Le’Veon Bell vs. the Steelers

It’s weird to say this, but we can’t wait to watch a New York Jets game.

The Jets are hosting the Pittsburgh Steelers in Week 16, which means we’ll get to see Le’Veon Bell square up against the team that drafted him — and let him walk after refusing to give him the guaranteed money he desired.

The recent history between Bell and the Steelers is well known. Pittsburgh placed the franchise tag on Bell for the second year in a row after the 2017 season, but the two sides were unable to agree on a long-term deal. Rather than play under the franchise tag again, Bell pulled off the nearly unprecedented act of sitting out the entire season. The Steelers missed the playoffs in 2018, and after the season was over, Bell entered free agency.

Bell has a clear mission in his game against the Steelers: remind them up close what they’re missing.

But Bell has a lot to prove this season to the entire NFL after a year away from the game. The last time he played in 2017, he led the league with a career-high 406 touches, but he posted the second-lowest yards per carry mark of his career.

He also needs to show he can produce without bulldozing offensive line — he doesn’t get to bring Maurkice Pouncey, David DeCastro, Ramon Foster, and Alejandro Villanueva to New York with him.

While Bell seems excited to be with his new team, we’ll learn soon enough if he is ready for another season:

At the very least, we all know he’ll be revved up for the Week 16 game.

Earl Thomas vs. the Seahawks

Earl Thomas hoped to retire as a member of the Seahawks, but that seems unlikely now. The Ravens swooped in as a surprise team for Thomas’ services this offseason, signing him to a four-year, $55 million contract in March. That lined up Thomas to take on his former team in Week 7 on Sunday Night Football.

Last offseason, Thomas held out until Week 1 for a new contract, but Seattle didn’t give him what he wanted. Despite everything Thomas had done for the Seahawks, they still didn’t want to commit to him. He was a crucial piece to the suffocating Legion of Boom secondary that helped lead them to two straight Super Bowl appearances. He has the third-most interceptions in the league since he was drafted in 2010, even though he missed 19 games over the past three seasons.

Unfortunately, Thomas’ Seahawks career came to an abrupt end when he broke a bone in his leg during a Week 4 game against the Cardinals last year. While he was being taken to the locker room on a cart, Thomas flipped off the Seahawks’ sideline.

Adam Schefter reported that Thomas’ gesture was directed at the entire Seahawks organization, not any one coach or player in particular.

Now the Earl Thomas train is headed to Seattle in primetime — and the world will see him try to get payback against the team that let him hit free agency.

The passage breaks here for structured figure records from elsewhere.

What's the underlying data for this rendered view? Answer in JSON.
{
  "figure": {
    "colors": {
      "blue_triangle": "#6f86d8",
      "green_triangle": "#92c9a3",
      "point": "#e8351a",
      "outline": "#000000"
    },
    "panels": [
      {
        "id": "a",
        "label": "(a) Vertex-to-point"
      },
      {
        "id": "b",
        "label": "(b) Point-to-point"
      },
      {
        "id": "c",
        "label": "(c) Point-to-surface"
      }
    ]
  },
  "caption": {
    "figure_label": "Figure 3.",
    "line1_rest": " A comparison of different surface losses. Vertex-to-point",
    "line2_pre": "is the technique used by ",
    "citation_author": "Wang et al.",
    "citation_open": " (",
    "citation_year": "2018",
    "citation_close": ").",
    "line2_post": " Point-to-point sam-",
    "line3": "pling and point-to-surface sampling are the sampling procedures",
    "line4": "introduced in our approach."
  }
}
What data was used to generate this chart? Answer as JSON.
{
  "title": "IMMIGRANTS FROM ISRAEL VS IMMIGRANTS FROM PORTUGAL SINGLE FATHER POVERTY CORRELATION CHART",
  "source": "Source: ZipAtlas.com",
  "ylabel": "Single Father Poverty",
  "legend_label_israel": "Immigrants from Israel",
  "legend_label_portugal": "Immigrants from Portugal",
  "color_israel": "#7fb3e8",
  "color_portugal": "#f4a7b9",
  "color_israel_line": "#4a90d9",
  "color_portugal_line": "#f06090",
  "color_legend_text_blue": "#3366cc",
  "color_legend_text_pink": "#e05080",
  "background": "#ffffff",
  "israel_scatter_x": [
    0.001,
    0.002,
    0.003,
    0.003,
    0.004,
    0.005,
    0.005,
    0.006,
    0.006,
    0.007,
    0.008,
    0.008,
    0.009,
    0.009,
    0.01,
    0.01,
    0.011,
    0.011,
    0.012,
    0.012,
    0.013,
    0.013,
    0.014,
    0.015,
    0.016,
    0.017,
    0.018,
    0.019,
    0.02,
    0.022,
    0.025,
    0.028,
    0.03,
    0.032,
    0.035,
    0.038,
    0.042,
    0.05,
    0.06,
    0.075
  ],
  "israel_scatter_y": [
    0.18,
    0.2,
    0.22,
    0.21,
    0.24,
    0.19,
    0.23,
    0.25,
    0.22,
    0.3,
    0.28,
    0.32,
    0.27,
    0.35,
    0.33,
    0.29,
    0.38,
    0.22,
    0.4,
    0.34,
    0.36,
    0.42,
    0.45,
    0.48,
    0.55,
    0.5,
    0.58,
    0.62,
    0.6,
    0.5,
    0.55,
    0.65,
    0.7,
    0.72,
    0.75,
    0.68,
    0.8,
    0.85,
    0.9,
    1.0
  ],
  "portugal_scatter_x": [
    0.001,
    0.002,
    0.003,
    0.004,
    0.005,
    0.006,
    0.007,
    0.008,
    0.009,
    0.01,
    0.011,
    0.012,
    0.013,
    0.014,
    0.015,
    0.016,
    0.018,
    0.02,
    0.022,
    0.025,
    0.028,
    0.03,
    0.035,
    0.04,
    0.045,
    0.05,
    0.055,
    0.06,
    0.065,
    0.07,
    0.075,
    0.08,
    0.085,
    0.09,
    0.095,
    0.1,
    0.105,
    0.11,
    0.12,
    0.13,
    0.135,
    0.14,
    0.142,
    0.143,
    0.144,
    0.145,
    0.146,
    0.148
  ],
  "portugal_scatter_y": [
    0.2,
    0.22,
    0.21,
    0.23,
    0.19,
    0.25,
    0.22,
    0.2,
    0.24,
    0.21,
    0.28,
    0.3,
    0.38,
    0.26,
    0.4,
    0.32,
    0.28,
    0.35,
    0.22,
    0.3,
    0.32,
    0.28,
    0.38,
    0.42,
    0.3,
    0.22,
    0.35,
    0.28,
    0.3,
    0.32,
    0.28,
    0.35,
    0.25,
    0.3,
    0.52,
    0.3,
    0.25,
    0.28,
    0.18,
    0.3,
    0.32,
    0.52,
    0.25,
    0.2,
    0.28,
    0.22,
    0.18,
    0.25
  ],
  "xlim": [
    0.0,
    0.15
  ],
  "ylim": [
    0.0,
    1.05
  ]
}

Kirk Cousins vs. Washington

The theme of high-profile players not getting long-term deals continues here. In Week 8, Washington will travel to Minnesota, where Kirk Cousins can get revenge on the team that franchise-tagged him twice.

Cousins and Washington struggled to find common ground on a contract during his final two seasons with the team. Cousins was franchised for both the 2016 and 2017 seasons before being allowed to hit free agency last offseason. Cousins ended up signing a fully guaranteed three-year, $84 million deal with the Vikings in March 2018.

On paper, it looks like Cousins had a decent first season in Minnesota. His 30 touchdown passes ranked ninth in the league and the Vikings had two 1,000-yard receivers with Adam Thielen and Stefon Diggs.

However, Cousins and the offense sputtered when they needed to perform against the better teams in the league. Six of their seven losses came against the Bears (twice), Rams, Patriots, Seahawks, and Saints. The Vikings went 8-7-1 and missed the playoffs, just one year after making it to the NFC Championship Game.